The gold market is holding steady in early Monday action as the bulls look to build upon last week’s positive momentum. The market is holding some minor gains even after the release of stronger-than-expected ISM Manufacturing data. In addition to some weak data seen last week, the gold bulls may also be seeing some benefit from a large amount of short covering. The gold market is also seeing some bargain hunters enter the market after prices hit a 15-month low in July.
Stocks are lower in early action Monday as they may see a corrective pullback following a very strong July showing. Stocks are in near-term uptrends on the daily chart as investor appetite for risk has improved.
Key outside markets may also be affecting gold today. The crude oil market is lower and is maintaining trade under $100 per barrel. The dollar is a bit lower today as well while the 10-year Note fetches a yield of 2.681%. Yields have fallen significantly from well over the 3% level a few weeks ago. Any further erosion of yields could be bullish for gold as it may limit any perceived opportunity cost.
The gold and silver markets could be vastly underpriced going into the second half of the year. The metals had an abysmal first half to the year as the Fed aggressively raised interest rates and spouted hawkish rhetoric. The bulls could have some room to run here following the recent 2% rally from the lows.

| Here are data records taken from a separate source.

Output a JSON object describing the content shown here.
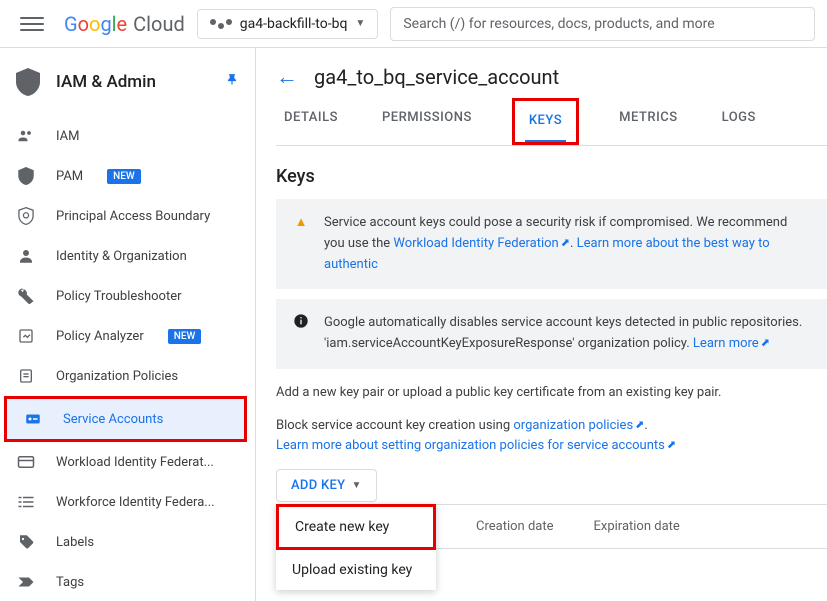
{
  "header": {
    "logo_text": "Google",
    "logo_suffix": "Cloud",
    "project_name": "ga4-backfill-to-bq",
    "search_placeholder": "Search (/) for resources, docs, products, and more"
  },
  "sidebar": {
    "title": "IAM & Admin",
    "items": [
      {
        "label": "IAM",
        "icon": "people"
      },
      {
        "label": "PAM",
        "icon": "shield",
        "badge": "NEW"
      },
      {
        "label": "Principal Access Boundary",
        "icon": "boundary"
      },
      {
        "label": "Identity & Organization",
        "icon": "person"
      },
      {
        "label": "Policy Troubleshooter",
        "icon": "wrench"
      },
      {
        "label": "Policy Analyzer",
        "icon": "analyzer",
        "badge": "NEW"
      },
      {
        "label": "Organization Policies",
        "icon": "doc"
      },
      {
        "label": "Service Accounts",
        "icon": "key",
        "active": true
      },
      {
        "label": "Workload Identity Federat...",
        "icon": "card"
      },
      {
        "label": "Workforce Identity Federa...",
        "icon": "list"
      },
      {
        "label": "Labels",
        "icon": "tag"
      },
      {
        "label": "Tags",
        "icon": "arrow"
      }
    ]
  },
  "main": {
    "page_title": "ga4_to_bq_service_account",
    "tabs": [
      {
        "label": "DETAILS"
      },
      {
        "label": "PERMISSIONS"
      },
      {
        "label": "KEYS",
        "active": true
      },
      {
        "label": "METRICS"
      },
      {
        "label": "LOGS"
      }
    ],
    "section_title": "Keys",
    "warning": {
      "text_prefix": "Service account keys could pose a security risk if compromised. We recommend you use the ",
      "link1": "Workload Identity Federation",
      "text_mid": ". ",
      "link2": "Learn more about the best way to authentic"
    },
    "info": {
      "line1": "Google automatically disables service account keys detected in public repositories.",
      "line2_prefix": "'iam.serviceAccountKeyExposureResponse' organization policy. ",
      "link": "Learn more"
    },
    "add_key_desc": "Add a new key pair or upload a public key certificate from an existing key pair.",
    "block_desc_prefix": "Block service account key creation using ",
    "block_link1": "organization policies",
    "block_desc_suffix": ".",
    "block_link2": "Learn more about setting organization policies for service accounts",
    "add_key_button": "ADD KEY",
    "dropdown": {
      "create": "Create new key",
      "upload": "Upload existing key"
    },
    "table_headers": {
      "creation": "Creation date",
      "expiration": "Expiration date"
    }
  }
}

Shifting Rate Expectations
Interest rate and Fed expectations could also be seeing some change. Fed Chairman Jerome Powell left the door open to what the central bank could do at its next meeting in September. While Powell seems determined to bet inflation under control, he also seemingly acknowledged the harm that higher rates could do to the economy.
Given the recession potential in the U.S., Powell and the Fed could elect to hike rates at a far slower pace going forward. They could also decide to not hike at all and to take a wait-and-see approach for a few months to determine how previous rate hikes are affecting the economy.
The two-month period of time from now until the FOMC meets again could give gold plenty of time to rally higher. During this two-month period, investors will watch the data stream closely. Any signs of inflation having peaked or of data coming out worse-than-expected could fuel significant changes in the interest rate outlook.
Should the outlook for rates see some changes in the weeks ahead, it could have a dramatic impact on financial markets. Gold has been held down by the notion of an aggressive Fed raising rates quickly throughout the year. Anything that contradicts that opinion could send gold sharply higher.
The Dollar Index
The dollar has also seen benefits from the interest rate outlook. The greenback recently hit a 20-year high on the idea of higher rates and growing rate differentials. Should higher rates become less likely in the weeks ahead, the dollar could lose significant ground. If the dollar were to weaken, it could also send gold sharply higher as it makes it less expensive for foreign buyers.
The strong dollar has likely been a major roadblock to higher gold for months now. Should the currency begin to show signs of easing, gold could react and react quickly.
The technical outlook for gold has not changed much in recent weeks. The bears are still needing to produce a close below the $1700 level. The bulls need a close above $1800. Having already taken prices above the $1750 mark, the bulls could be set to challenge the $1800 level in the days ahead, possibly even this week. Should they produce a close above this level, a fresh wave of buyers may enter the market. Shorts would also be forced to cover positions, possibly fueling even more upside.
After an extended period in which volatility dried up considerably, the market is now on the move again. A rapid volatility expansion could send gold sharply higher in the coming weeks, leaving the $1700 area behind as it goes.